Henkel North America Expands Racial Equity Scholarship and Internship Programs for Black, Hispanic and Indigenous Students
Dec 8, 2021
For the past 40 years, Henkel North America has been proud to provide students who have excelled in their studies and proven to be leaders in their communities with support to pursue their educational goals. Recognizing the need for systemic change to address barriers that make it difficult for low-income students of color to pursue higher education, Henkel, today announced its expansion of its Scholarship and Internship program for Black, Hispanic and Indigenous students in North America, an over $1 million initiative to support dozens of students with financial support and internship opportunities. In partnership with UNCF (United Negro College Fund), the Hispanic Scholarship Fund, Pathways to Education Canada and the American Indian Science and Engineering Society, this initiative is designed so that students from underrepresented communities have an equal chance to succeed.

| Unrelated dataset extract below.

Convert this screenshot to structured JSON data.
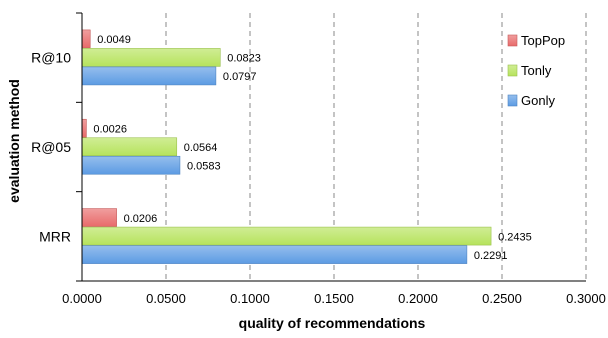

The Henkel Scholarship and Internship programs for Black, Hispanic and Indigenous students are an expansion of Henkel’s ongoing support for education and increasing access to career opportunities for young people across the United States and Canada. Since 1981, Henkel has been administering the Henkel Corporation Scholarship Program to provide financial support to the children of employees in North America, and earlier this year Henkel launched the Henkel Diversity Scholarship Program as part of the company’s commitment to creating a more diverse pipeline of future workers and closing the equity gap by providing access to education for local students. These scholarships are offered to students from underrepresented populations across the U.S., Canada and Puerto Rico in need of financial assistance. To date, Henkel has awarded more than $2.5 million in scholarships to over 800 students through its overall scholarship and internship programs.
“Henkel Canada’s investment in Pathways to Education will support Indigenous youth across Canada to graduate from high school and realize their full potential,” says Quinn Bingham, VP and Chief Development Officer of Pathways to Education Canada. “Working in collaboration with Indigenous communities, we will continue to break down the barriers to education and help youth build the foundation for a successful future.”
“Our commitment to building a more equitable society extends to the communities where we operate so that everyone, regardless of background, has an equal chance to succeed,” said Steven Essick, President of Henkel North America. “Henkel is proud to do our part by investing in programs that will strengthen the future workforce through access to education; and now is a more important time than ever for us to expand our program. The pandemic has exacerbated existing financial, familial, and technological barriers to higher education that impact underrepresented students the most, which could limit their opportunities in the workforce for years to come. We believe access to quality education and on-the-job experiences are crucial to help create opportunity in the job market among historically marginalized communities, and we look forward to welcoming this year’s applicants.”
“We laud this new support from Henkel. Programs like these truly make a difference for students across a wide array of backgrounds and needs,” said Sekou Biddle, Vice President for Advocacy and Student Professional Development Programs, UNCF. “We look forward to working together and hope to find new ventures that support our common goal—getting more students of color to and through college successfully.”